The second person struggled across on foot. He got stuck. He got lost. He fended off poisonous snakes and other creatures too vile to mention. Twenty years later he emerged, calloused, begrimed, with a pronounced limp and the stink of the swamp in his skin. He went on to write the two national bestsellers, Surviving in a Swamp Environment and The Unknown Treasures of the Swamp. He directed both of the movie adaptations, and became the world’s foremost consultant for environmentalist groups and road-building companies. He established an international corporation which mined swamps for high-grade diamonds, whose presence was indicated by a certain type of slime on the surface—a technique he perfected based on his experiences.

One of the most famous pieces of real estate on earth is the Cave of Machpelah (also known as the “Cave of the Patriarchs”) in Hebron. As recounted in chapter 23 of Genesis, Abraham purchased the cave and surrounding field as a burial place for his wife, Sarah, making it the first plot of land in the Holy Land to become the legal possession of the Jewish people.

Machpelah means “doubled” in Hebrew, and two reasons are given for this name. One reason is that four prestigious couples are buried there: Adam and Eve, Abraham and Sarah, Isaac and Rebecca, and Jacob and Leah. The second reason given by the commentaries is that it had two chambers one above the other, “like a house with a loft above it.”

Paradoxically, the Torah section (Parshah) that opens with the account of Sarah’s death and burial is called Chayei Sarah, “The Life of Sarah.” Indeed, the Kabbalistic work Midrash Hane’elam interprets the very verse describing Sarah’s passing—And Sarah died in Kiryat Arba, which is Hebron, in the land of Canaan (Genesis 23:2)—as an allusion to the soul’s journey through physical life.1 And the chassidic masters explain that life is a double-decker cave—“a house with a loft above it.”

Some arrive at the journey endowed with resources: a lofty soul, a refined character, a genius mind. These are the tzaddikim (perfectly righteous), who take the helicopter ride over the swamp of life. They do much good, enriching our knowledge and inspiring us with their bird’s-eye view of reality.

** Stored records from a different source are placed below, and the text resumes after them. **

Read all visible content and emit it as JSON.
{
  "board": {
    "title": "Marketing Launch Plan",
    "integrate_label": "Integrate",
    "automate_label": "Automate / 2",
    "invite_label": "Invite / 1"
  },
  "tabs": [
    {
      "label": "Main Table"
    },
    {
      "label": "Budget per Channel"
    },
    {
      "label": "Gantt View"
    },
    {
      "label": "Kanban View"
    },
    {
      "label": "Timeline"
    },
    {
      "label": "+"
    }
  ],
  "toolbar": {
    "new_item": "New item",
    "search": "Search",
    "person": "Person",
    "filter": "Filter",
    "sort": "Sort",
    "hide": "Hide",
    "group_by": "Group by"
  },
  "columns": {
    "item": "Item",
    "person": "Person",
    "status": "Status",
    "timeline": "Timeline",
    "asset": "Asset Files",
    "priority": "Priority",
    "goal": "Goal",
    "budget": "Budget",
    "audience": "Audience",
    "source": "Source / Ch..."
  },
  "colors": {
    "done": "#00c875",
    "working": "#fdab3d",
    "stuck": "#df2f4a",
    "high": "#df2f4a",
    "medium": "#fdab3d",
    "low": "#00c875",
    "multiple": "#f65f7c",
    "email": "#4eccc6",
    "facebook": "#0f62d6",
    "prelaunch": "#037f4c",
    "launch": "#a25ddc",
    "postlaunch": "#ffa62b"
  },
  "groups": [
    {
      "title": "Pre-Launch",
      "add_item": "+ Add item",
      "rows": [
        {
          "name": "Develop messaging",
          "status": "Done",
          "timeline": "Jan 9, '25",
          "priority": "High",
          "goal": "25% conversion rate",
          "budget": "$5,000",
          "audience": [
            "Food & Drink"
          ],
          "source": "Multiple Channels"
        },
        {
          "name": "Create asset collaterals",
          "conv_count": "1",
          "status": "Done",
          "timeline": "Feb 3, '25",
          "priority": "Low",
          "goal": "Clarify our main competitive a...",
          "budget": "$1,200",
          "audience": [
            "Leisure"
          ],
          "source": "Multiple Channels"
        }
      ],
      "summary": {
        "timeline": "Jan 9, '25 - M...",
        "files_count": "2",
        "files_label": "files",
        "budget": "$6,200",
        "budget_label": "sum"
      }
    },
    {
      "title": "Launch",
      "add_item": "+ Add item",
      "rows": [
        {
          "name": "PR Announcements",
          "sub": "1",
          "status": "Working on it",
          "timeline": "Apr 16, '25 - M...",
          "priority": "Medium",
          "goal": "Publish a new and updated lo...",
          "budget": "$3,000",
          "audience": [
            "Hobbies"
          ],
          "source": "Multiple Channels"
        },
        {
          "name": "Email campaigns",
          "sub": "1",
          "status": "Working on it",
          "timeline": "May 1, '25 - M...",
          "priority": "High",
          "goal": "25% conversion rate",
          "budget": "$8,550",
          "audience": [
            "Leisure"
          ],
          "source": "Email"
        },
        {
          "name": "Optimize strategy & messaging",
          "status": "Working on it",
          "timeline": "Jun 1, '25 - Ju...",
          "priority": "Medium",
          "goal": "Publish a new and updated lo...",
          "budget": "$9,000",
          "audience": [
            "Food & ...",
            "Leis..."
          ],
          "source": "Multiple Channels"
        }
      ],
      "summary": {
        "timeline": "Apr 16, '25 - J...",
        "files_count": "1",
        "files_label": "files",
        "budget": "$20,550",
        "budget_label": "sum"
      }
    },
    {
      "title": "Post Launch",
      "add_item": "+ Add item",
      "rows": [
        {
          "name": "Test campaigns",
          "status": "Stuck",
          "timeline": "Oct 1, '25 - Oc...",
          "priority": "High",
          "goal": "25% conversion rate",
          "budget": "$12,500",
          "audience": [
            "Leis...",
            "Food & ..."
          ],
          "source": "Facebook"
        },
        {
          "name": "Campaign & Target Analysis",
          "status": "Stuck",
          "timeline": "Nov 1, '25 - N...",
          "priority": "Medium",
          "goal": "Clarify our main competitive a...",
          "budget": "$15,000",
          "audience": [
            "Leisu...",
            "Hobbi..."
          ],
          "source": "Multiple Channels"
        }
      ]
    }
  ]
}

Then there are the sorry slobs who get stuck, who get lost, who get begrimed and beslimed in their journey through the swamp. These are the baalei teshuvah (masters of return), who emerge from their decades of wandering and misadventure with knowledge, skills and profits that far exceed those of their loftier brethren.

Life is a double-decker cave. If you ended up on the upper story, consider yourself lucky. If you find yourself on the lower level, consider yourself luckier.